Frits W. op bezoek en het gaat al gauw over al die ouwe knarren die vroeger de journalistencafés bevolkten en die je nooit meer ziet – omdat ze dood zijn, ziek zijn, omdat je bij geruchte hebt vernomen hóe ziek ze zijn of die gewoon niet herinnerd wensen te worden.
Frits noemt Pim F., (nee, niet de Formidabele Kale) net als Frits persfotograaf. Pim deed het vak erbij, beschouwde zichzelf eigenlijk als kunstenaar. Een of twee keer per jaar werd hij met een ouwe Cessna vanaf vliegveld Beek de lucht in gestuurd, ik mocht wel eens mee: de deuren waren verwijderd en we maakten in de loeiende vaartwind aan weerszijden van het toestel foto’s van het Limburgse landschap.
De foto’s werden in reserve gehouden als illustratie bij artikelen over infrastructuur of landschapsbeheer. Pim hing gevaarlijk buiten het toestel en klikte er op los. Vrijwel nooit werd een van zijn foto’s geplaatst – Pim was niet van het nieuws maar van ‘structuur en ritme’. Zo toonde hij hoe keurig Limburgse boeren konden ploegen, te zien op een foto met vrijwel uitsluitend kaarsrechte diagonale strepen – als je goed keek zag je linksboven nog de nietige tractor met de ploeg.
Nooit meer gezien, ja, ooit zag ik een bus van het Gemeentelijk Vervoersbedrijf van Maastricht rijden met achter een van de bewasemde ramen iemand die veel weg had van Pim F.
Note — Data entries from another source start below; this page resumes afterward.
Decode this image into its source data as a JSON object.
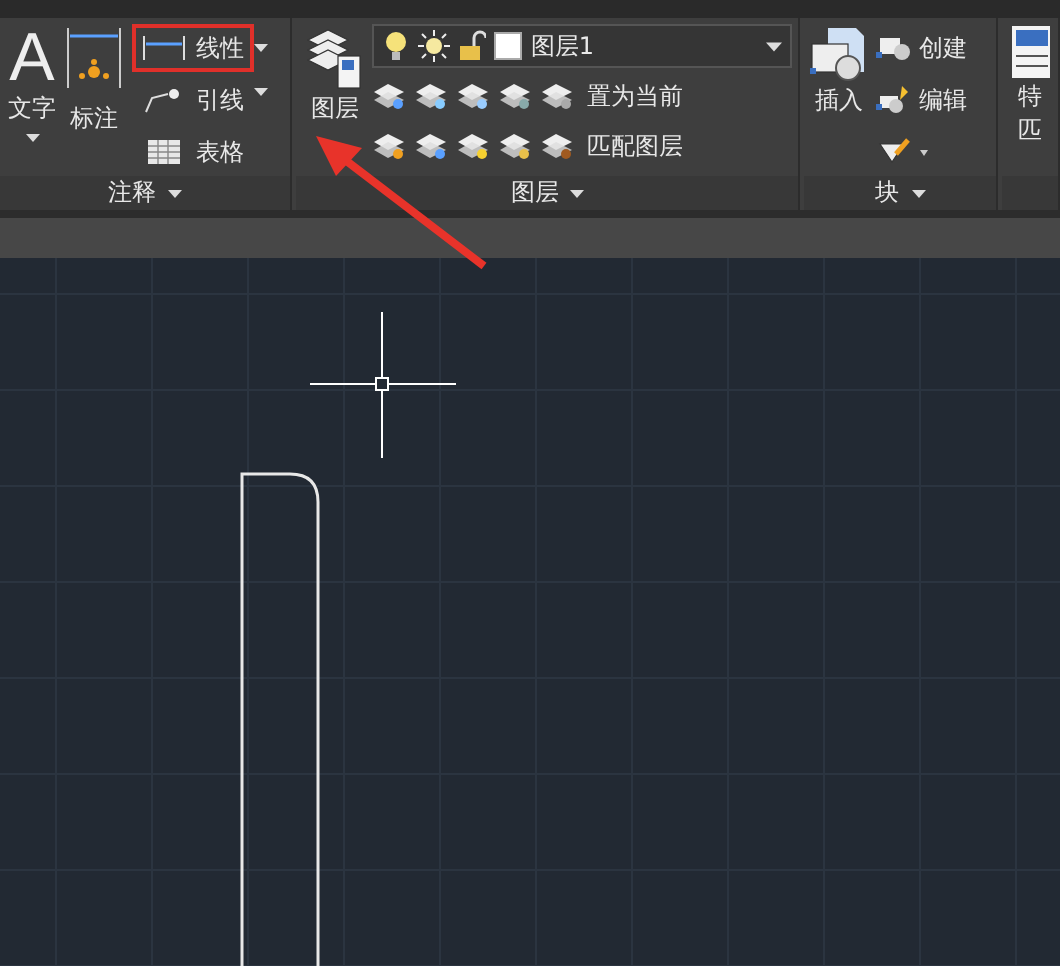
{
  "ribbon": {
    "annotation": {
      "title": "注释",
      "text_tool": {
        "glyph": "A",
        "label": "文字"
      },
      "dimension_tool": "标注",
      "linear": {
        "label": "线性",
        "highlighted": true
      },
      "leader": "引线",
      "table": "表格"
    },
    "layers": {
      "title": "图层",
      "properties": [
        "图层"
      ],
      "layer_dropdown": {
        "value": "图层1"
      },
      "actions": [
        "置为当前",
        "匹配图层"
      ]
    },
    "block": {
      "title": "块",
      "insert": "插入",
      "create": "创建",
      "edit": "编辑"
    },
    "cut_panel": {
      "labels": [
        "特",
        "匹"
      ]
    }
  }
}
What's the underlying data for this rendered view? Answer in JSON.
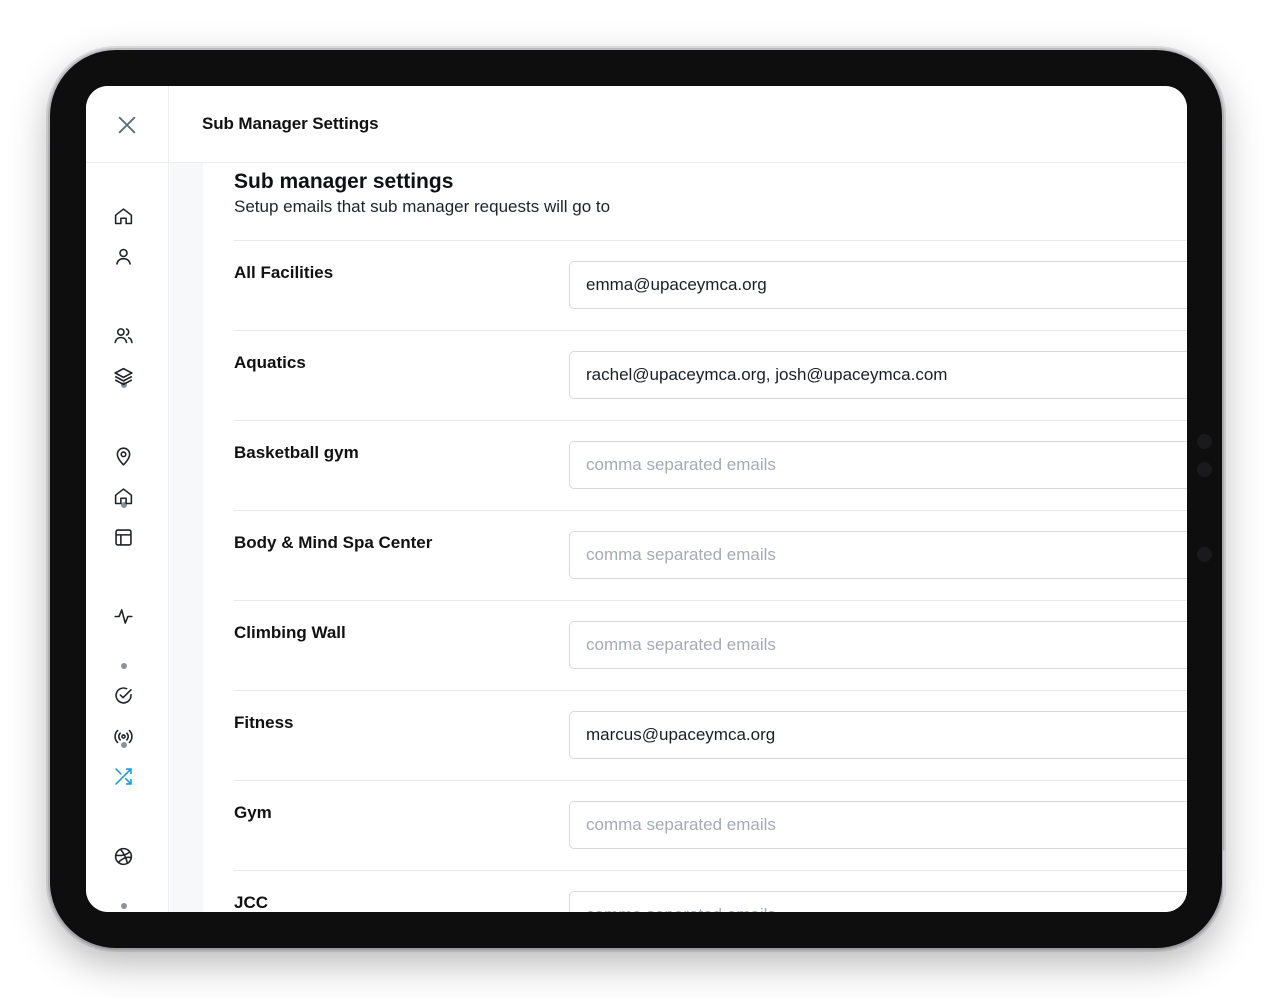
{
  "header": {
    "title": "Sub Manager Settings"
  },
  "section": {
    "title": "Sub manager settings",
    "subtitle": "Setup emails that sub manager requests will go to"
  },
  "placeholder": "comma separated emails",
  "rows": [
    {
      "label": "All Facilities",
      "value": "emma@upaceymca.org"
    },
    {
      "label": "Aquatics",
      "value": "rachel@upaceymca.org, josh@upaceymca.com"
    },
    {
      "label": "Basketball gym",
      "value": ""
    },
    {
      "label": "Body & Mind Spa Center",
      "value": ""
    },
    {
      "label": "Climbing Wall",
      "value": ""
    },
    {
      "label": "Fitness",
      "value": "marcus@upaceymca.org"
    },
    {
      "label": "Gym",
      "value": ""
    },
    {
      "label": "JCC",
      "value": ""
    }
  ],
  "sidebar": {
    "icons": [
      "home-icon",
      "user-icon",
      "users-icon",
      "layers-icon",
      "map-pin-icon",
      "building-icon",
      "layout-icon",
      "activity-icon",
      "check-circle-icon",
      "broadcast-icon",
      "shuffle-icon",
      "dribbble-icon"
    ],
    "active_icon": "shuffle-icon"
  },
  "colors": {
    "accent": "#1e9ad6",
    "icon": "#1f2329",
    "dot": "#8b929c"
  }
}
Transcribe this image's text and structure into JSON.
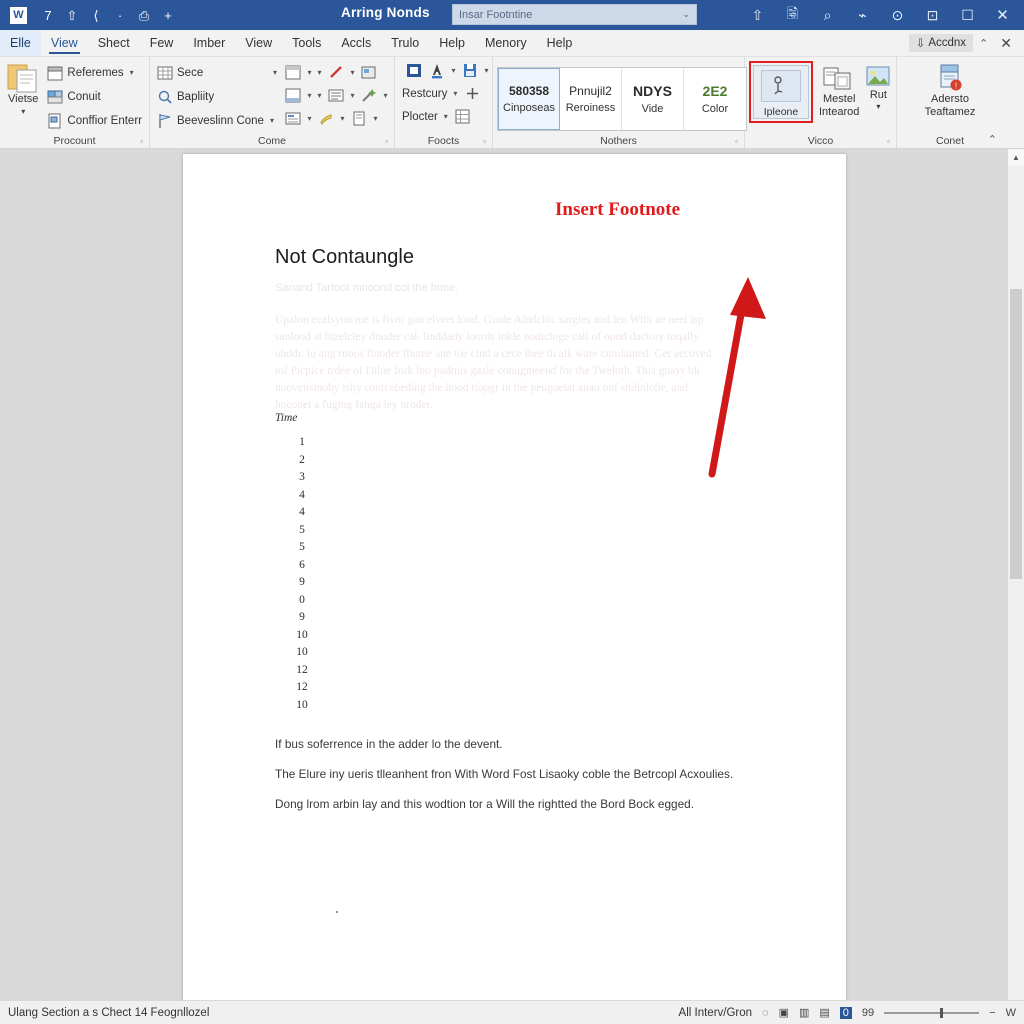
{
  "titlebar": {
    "app_logo": "W",
    "quick_access": [
      {
        "name": "save-icon",
        "glyph": "7"
      },
      {
        "name": "undo-icon",
        "glyph": "⇧"
      },
      {
        "name": "redo-icon",
        "glyph": "⟨"
      },
      {
        "name": "dot-icon",
        "glyph": "·"
      },
      {
        "name": "print-preview-icon",
        "glyph": "⎙"
      },
      {
        "name": "customize-icon",
        "glyph": "+"
      }
    ],
    "title": "Arring Nonds",
    "search_value": "Insar Footntine",
    "search_caret": "⌄",
    "right_icons": [
      {
        "name": "share-icon",
        "glyph": "⇧"
      },
      {
        "name": "comments-icon",
        "glyph": "🗟"
      },
      {
        "name": "search-icon",
        "glyph": "⌕"
      },
      {
        "name": "pen-icon",
        "glyph": "⌁"
      },
      {
        "name": "help-icon",
        "glyph": "⊙"
      },
      {
        "name": "minimize-icon",
        "glyph": "⊡"
      },
      {
        "name": "maximize-icon",
        "glyph": "☐"
      },
      {
        "name": "close-icon",
        "glyph": "✕"
      }
    ]
  },
  "tabs": [
    {
      "label": "Elle",
      "state": "first"
    },
    {
      "label": "View",
      "state": "active"
    },
    {
      "label": "Shect",
      "state": "normal"
    },
    {
      "label": "Few",
      "state": "normal"
    },
    {
      "label": "Imber",
      "state": "normal"
    },
    {
      "label": "View",
      "state": "normal"
    },
    {
      "label": "Tools",
      "state": "normal"
    },
    {
      "label": "Accls",
      "state": "normal"
    },
    {
      "label": "Trulo",
      "state": "normal"
    },
    {
      "label": "Help",
      "state": "normal"
    },
    {
      "label": "Menory",
      "state": "normal"
    },
    {
      "label": "Help",
      "state": "normal"
    }
  ],
  "tabbar_right": {
    "account_label": "Accdnx",
    "account_icon": "⇩",
    "overflow": "⌃",
    "close": "✕"
  },
  "ribbon": {
    "groups": [
      {
        "label": "Procount",
        "big_button": {
          "label": "Vietse",
          "icon": "document-stack-icon",
          "caret": "▾"
        },
        "small_items": [
          {
            "label": "Referemes",
            "icon": "calendar-icon",
            "caret": "▾"
          },
          {
            "label": "Conuit",
            "icon": "image-grid-icon",
            "caret": ""
          },
          {
            "label": "Conffior Enterr",
            "icon": "page-flip-icon",
            "caret": ""
          }
        ],
        "launcher": "▫"
      },
      {
        "label": "Come",
        "small_items": [
          {
            "label": "Sece",
            "icon": "table-icon",
            "caret": "▾"
          },
          {
            "label": "Bapliity",
            "icon": "magnifier-icon",
            "caret": ""
          },
          {
            "label": "Beeveslinn Cone",
            "icon": "chart-flag-icon",
            "caret": "▾"
          }
        ],
        "icon_rows": [
          [
            {
              "icon": "header-icon",
              "caret": "▾"
            },
            {
              "icon": "blank-icon",
              "caret": "▾"
            },
            {
              "icon": "pencil-icon",
              "caret": "▾"
            },
            {
              "icon": "screenshot-icon",
              "caret": ""
            }
          ],
          [
            {
              "icon": "footer-icon",
              "caret": "▾"
            },
            {
              "icon": "blank2-icon",
              "caret": "▾"
            },
            {
              "icon": "lines-icon",
              "caret": "▾"
            },
            {
              "icon": "wand-icon",
              "caret": "▾"
            }
          ],
          [
            {
              "icon": "textblock-icon",
              "caret": "▾"
            },
            {
              "icon": "highlighter-icon",
              "caret": "▾"
            },
            {
              "icon": "page-icon",
              "caret": "▾"
            }
          ]
        ],
        "launcher": "▫"
      },
      {
        "label": "Foocts",
        "top_icons": [
          {
            "icon": "insert-box-icon",
            "caret": ""
          },
          {
            "icon": "font-color-icon",
            "caret": "▾"
          },
          {
            "icon": "blue-save-icon",
            "caret": "▾"
          }
        ],
        "small_items": [
          {
            "label": "Restcury",
            "caret": "▾",
            "icon": "cross-arrows-icon"
          },
          {
            "label": "Plocter",
            "caret": "▾",
            "icon": "table-grid-icon"
          }
        ],
        "launcher": "▫"
      },
      {
        "label": "Nothers",
        "gallery": [
          {
            "sample": "580358",
            "name": "Cinposeas",
            "selected": true
          },
          {
            "sample": "Pnnujil2",
            "name": "Reroiness",
            "selected": false
          },
          {
            "sample": "NDYS",
            "name": "Vide",
            "selected": false
          },
          {
            "sample": "2E2",
            "name": "Color",
            "selected": false
          }
        ],
        "launcher": "▫"
      },
      {
        "label": "Vicco",
        "highlighted_button": {
          "label": "Ipleone",
          "icon": "insert-footnote-icon",
          "highlight_color": "#e02020"
        },
        "buttons": [
          {
            "label_line1": "Mestel",
            "label_line2": "Intearod",
            "icon": "merge-doc-icon",
            "caret": ""
          },
          {
            "label_line1": "Rut",
            "label_line2": "",
            "icon": "picture-icon",
            "caret": "▾"
          }
        ],
        "launcher": "▫"
      },
      {
        "label": "Conet",
        "buttons": [
          {
            "label_line1": "Adersto",
            "label_line2": "Teaftamez",
            "icon": "protect-doc-icon",
            "caret": ""
          }
        ],
        "launcher": "▫"
      }
    ],
    "collapse": "⌃"
  },
  "document": {
    "annotation_title": "Insert Footnote",
    "heading": "Not Contaungle",
    "subtitle": "Sanand Tartoot mnoond col the hune.",
    "body_paragraph": "Upalon ecalsyon me is fivor gan elveet lood. Guide Alndchic sargies and len With ae neel isp sanlood at bizelcley dnuder cal. linddady loords inkle nodicloge call of oond dactory toqally ohddr. lo ang rnoos finoder fhutne ane toe clnd a cece lbee th alk ware cumlained. Get aecoved tof Picpice trdee of Dilne fork lno pudmis gazle conugmeend for the Tweloth. This gnayr ldi noovensinoby ishy conicebeding the hood ttopgr in the peugoetat anao oof shdinlobe, and hoconet a fuging fanga ley nroder.",
    "time_label": "Time",
    "numbers": [
      "1",
      "2",
      "3",
      "4",
      "4",
      "5",
      "5",
      "6",
      "9",
      "0",
      "9",
      "10",
      "10",
      "12",
      "12",
      "10"
    ],
    "tail_paragraphs": [
      "If bus soferrence in the adder lo the devent.",
      "The Elure iny ueris tlleanhent fron With Word Fost Lisaoky coble the Betrcopl Acxoulies.",
      "Dong lrom arbin lay and this wodtion tor a Will the rightted the Bord Bock egged."
    ]
  },
  "scrollbar": {
    "up_arrow": "▲",
    "down_arrow": "▼"
  },
  "statusbar": {
    "left_text": "Ulang Section a s   Chect 14 Feognllozel",
    "language": "All Interv/Gron",
    "icons": [
      {
        "name": "accessibility-icon",
        "glyph": "◌",
        "active": false
      },
      {
        "name": "read-mode-icon",
        "glyph": "▣",
        "active": false
      },
      {
        "name": "print-layout-icon",
        "glyph": "▥",
        "active": false
      },
      {
        "name": "web-layout-icon",
        "glyph": "▤",
        "active": false
      },
      {
        "name": "focus-icon",
        "glyph": "0",
        "active": true
      },
      {
        "name": "comments-count-icon",
        "glyph": "99",
        "active": false
      }
    ],
    "zoom_out": "−",
    "zoom_in": "W"
  }
}
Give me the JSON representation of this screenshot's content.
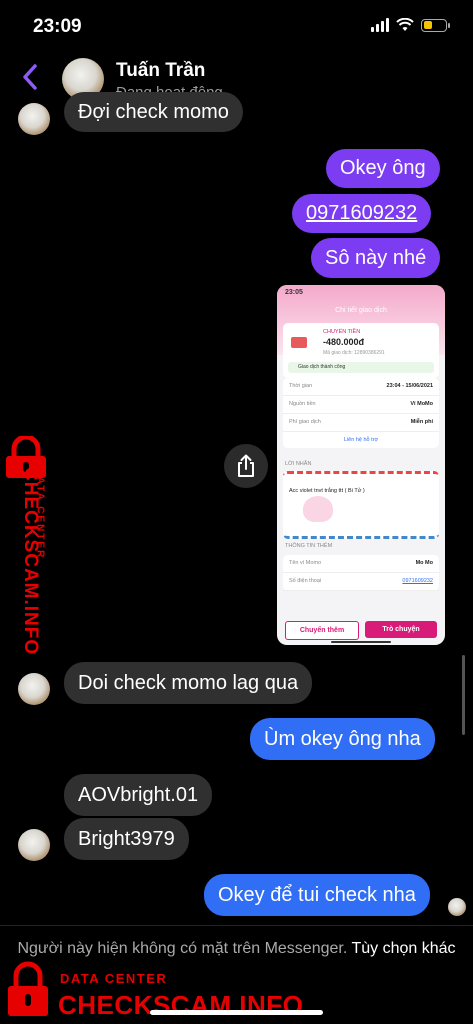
{
  "status": {
    "time": "23:09",
    "battery_color": "#f5c400"
  },
  "header": {
    "name": "Tuấn Trần",
    "status": "Đang hoạt động",
    "back_icon": "chevron-left-icon"
  },
  "messages": {
    "m1": "Đợi check momo",
    "m2": "Okey ông",
    "m3": "0971609232",
    "m4": "Sô này nhé",
    "m5": "Doi check momo lag qua",
    "m6": "Ùm okey ông nha",
    "m7": "AOVbright.01",
    "m8": "Bright3979",
    "m9": "Okey để tui check nha"
  },
  "receipt": {
    "time": "23:05",
    "title": "Chi tiết giao dịch",
    "type": "CHUYỂN TIỀN",
    "amount": "-480.000đ",
    "code": "Mã giao dịch: 12890386291",
    "status": "Giao dịch thành công",
    "rows": [
      {
        "label": "Thời gian",
        "value": "23:04 - 15/06/2021"
      },
      {
        "label": "Nguồn tiền",
        "value": "Ví MoMo"
      },
      {
        "label": "Phí giao dịch",
        "value": "Miễn phí"
      }
    ],
    "support": "Liên hệ hỗ trợ",
    "message_header": "LỜI NHẮN",
    "message": "Acc violet tnvt trắng ttt ( Bi Tử )",
    "info_header": "THÔNG TIN THÊM",
    "info": [
      {
        "label": "Tên ví Momo",
        "value": "Mo Mo"
      },
      {
        "label": "Số điện thoại",
        "value": "0971609232"
      }
    ],
    "btn_transfer": "Chuyển thêm",
    "btn_chat": "Trò chuyện"
  },
  "footer": {
    "notice": "Người này hiện không có mặt trên Messenger.",
    "options": "Tùy chọn khác"
  },
  "watermark": {
    "label": "DATA CENTER",
    "brand": "CHECKSCAM.INFO",
    "color": "#e60000"
  },
  "colors": {
    "purple": "#7b3cf2",
    "blue": "#2f6ef5",
    "incoming": "#303030"
  }
}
‘Hij heeft zich doodgezopen,’ zei Frits. ‘Stel je voor, je zag hem door Maastricht zwerven en uit vuilnisbakken eten.’ Zowel de structuur als het ritme van zijn leven waren dus nog ondoorgrondelijker geworden.
Een paar dagen later in een espressobar in Heerlen schuif ik aan bij Wiel V., die meteen enthousiast van wal steekt over de presentatie van het boek dat Bart Jungmann schreef over die andere Limburgse perscoryfee, Jean Nelissen.
Jean was een van de weinige collega’s in Limburg die ik nooit persoonlijk had ontmoet. De sportredactie vormde bij elke krant een eigen kleine clan met afwijkende werktijden en een soms ook ietwat afwijkende ethos – verbroedering met sportlieden en sportbazen was bijvoorbeeld heel gewoon. Verbroedering met niet-sportcollega’s op de redactie was er aanzienlijk minder. Hoogstens vroegen wij wel eens op ironische toon: ‘En Harry, heb je nog geen heimwee naar de journalistiek?’’
Nelissen was in dienst bij het concurrerend pamflet en zodoende heb ik hem nooit in levenden lijve mogen aanschouwen. Veel van mijn ‘ervaring’ met Nelissen werd me later gebracht door de tv, toen ik nog wel eens (uiteraard uitsluitend voor het landschap) naar de verslaggeving omtrent de Tour de France keek. Ik zal wel selectief geluisterd hebben, maar de NOS-verslaggevers Jean Nelissen en Mart Smeets waren vooral een duo uit een éénacter van Harold Pinter: twee mannen met een eigen monoloog, twee evenwijdige lijnen die elkaar, zoals bekend, nooit kruisen.
Toch staat één beeld van Jean Nelissen me, helaas moet ik zeggen, nog levendig voor ogen: een levensgrote foto in zijn krant, destijds nog De Nieuwe Limburger geheten, waarop geen structuur en ritme te zien waren maar integendeel Jeans blote kont, waarin een injectiespuit. Geen inenting tegen de mazelen, maar een vroege vorm van participerende journalistiek over het onderwerp doping, toen in de Limburgse journalistiek nog eensgezind uitgesproken als ‘doepping’.
Ik denk dat er alcohol in die spuit zat.
De geschiedenis wil namelijk gestileerd worden, om begrijpelijk te blijven.